A type of fabric typically used for hiking gear could potentially lead to wearable electronics that successfully cool both the device and the wearer’s skin.
The fabric has heat-conducting properties on par with stainless steel, researchers report.
As smartwatches become more powerful, they will generate more heat. To prevent burns or rashes, what if a material touching the skin could feel as cool as metal, but also be flexible enough to be worn on the wrist?
The hiking gear material is made of ultra-high molecular weight polyethylene fibers, which are sold commercially under the brand name Dyneema. These polymer-based fabrics are marketed for their high strength, durability, and abrasion resistance. They are often used to create body armor, specialty sports gear, ropes, and nets.
Heat transfer researchers recently investigated other uses for the fabric, namely as a cooling interface between human skin and wearable electronics. Their research is published in Scientific Reports.
Fabric’s cool flexibility
“This fabric has great flexibility and thermal properties. If you stitch it differently, weave it differently, or start blending the polymers with different materials, you could tailor the fabric’s properties to different applications,” says Justin Weibel, a research associate professor in the School of Mechanical Engineering at Purdue University.

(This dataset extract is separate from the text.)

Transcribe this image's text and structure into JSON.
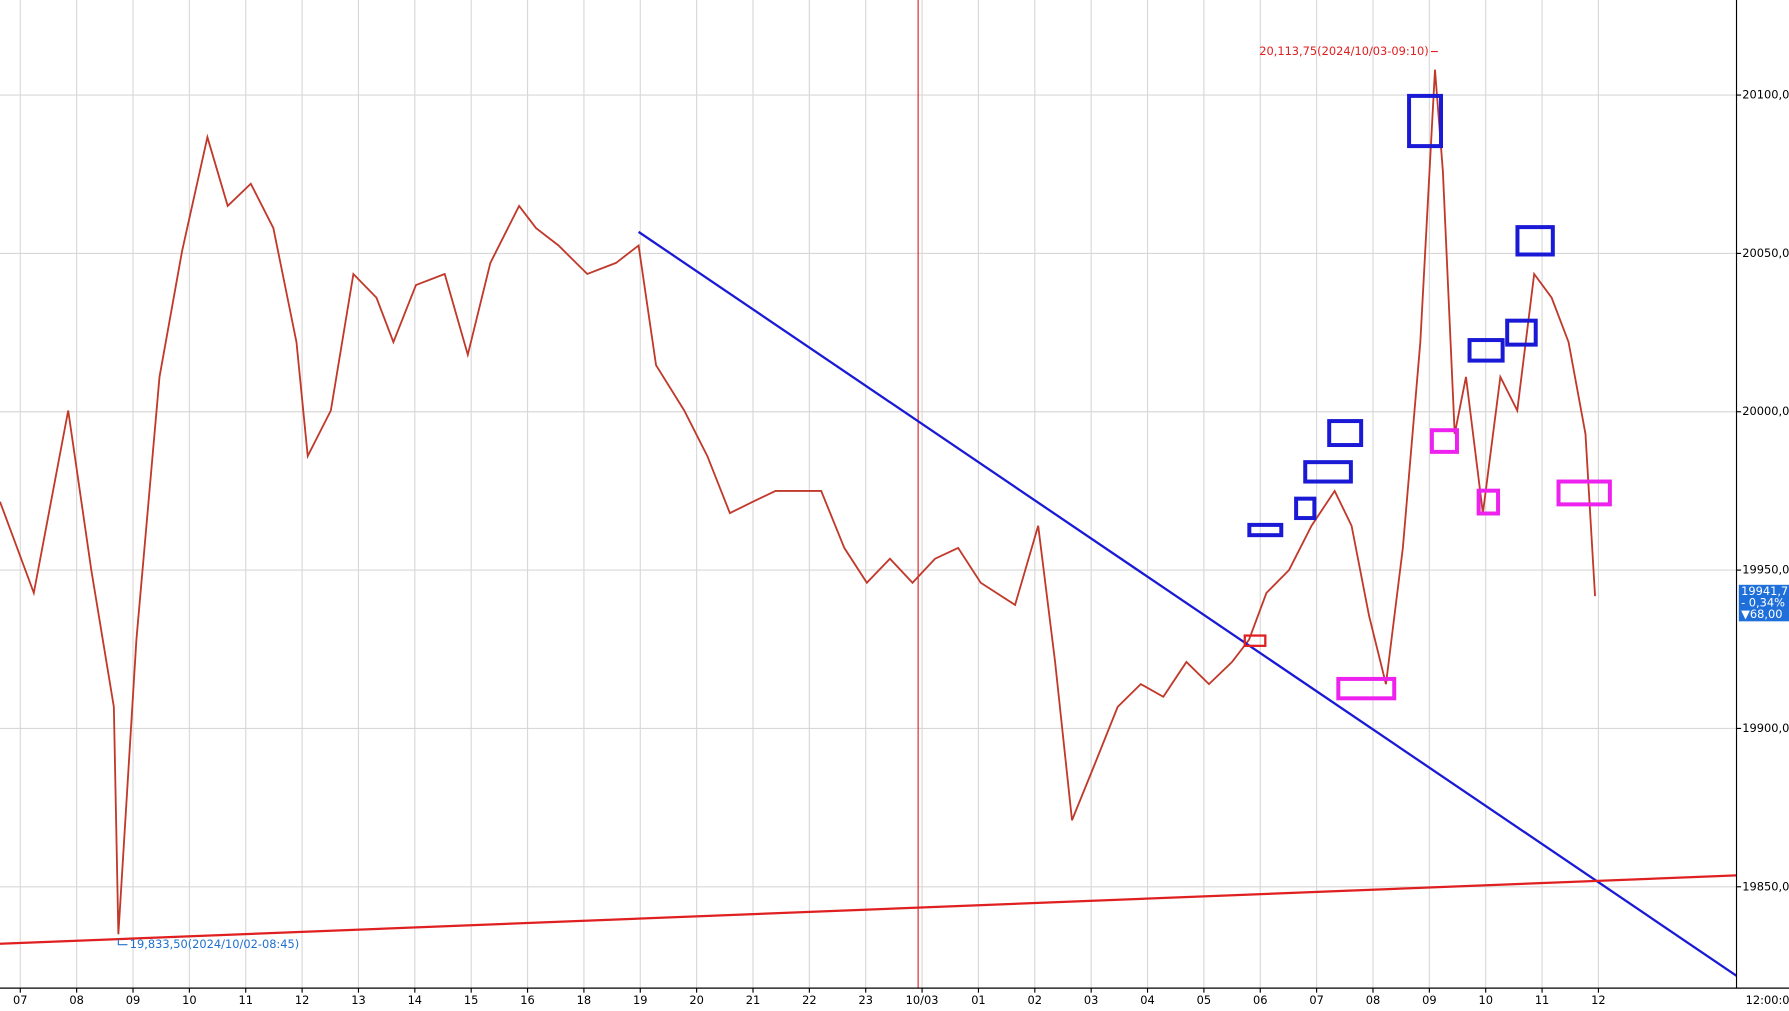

If a material has a high thermal conductivity, that means heat dissipates through the material more easily. There are many heat-dissipation methods for fabrics, from the simple (moisture-wicking); to the intricate (conventional fabrics with heat-conducting strands woven in); to the very complex (liquid-cooled garments astronauts wear).
“Your next smartwatch or virtual reality headset could be more powerful than your current smartphone, so we need to dissipate heat away from the electronic components to keep the wearer comfortable,” says Aaditya Candadai, who recently completed his PhD at Purdue doing research on this project. “These polymer fabrics have amazing thermal properties that can keep these devices cooler and avoid low-degree skin burns.”
The team discovered these properties by benchmarking Dyneema against conventional cotton fabrics, as well as polyethylene sheets in rigid non-woven form. They obtained several different commercially manufactured fabric samples and even wove their own samples from raw Dyneema fibers.
The researchers put the samples into a small vacuum chamber, with a metal wire laid across the surface as a heat source.
Using an infrared microscope, they could generate detailed data about how much heat was being conducted through the fabric’s surface, and in which direction. They found that the Dyneema fabric has 20-30 times higher thermal conductivity than other fabrics, comparable with steel.
The team also tested the fabric’s flexibility, which is important for wearable electronics.
“There’s a balance; we don’t want to make thermally conductive materials that are so stiff, people won’t be comfortable wearing them,” Candadai says. “These polymer fabrics are in that sweet spot of having good conductivity and good flexibility.”
The fabric naturally has these properties with no additional circuity or other equipment, but the researchers also have plans to test how weaving in different materials affects the fabric.
“We could integrate other types of fibers—carbon fibers, metal fibers—to achieve different combinations of properties,” says Amy Marconnet, an associate professor of mechanical engineering.
The team’s research was performed within Purdue’s Cooling Technologies Research Center, a graduated National Science Foundation Industry/University Cooperative Research Center with support from industry leaders in thermal materials and electronics.
Source: Purdue University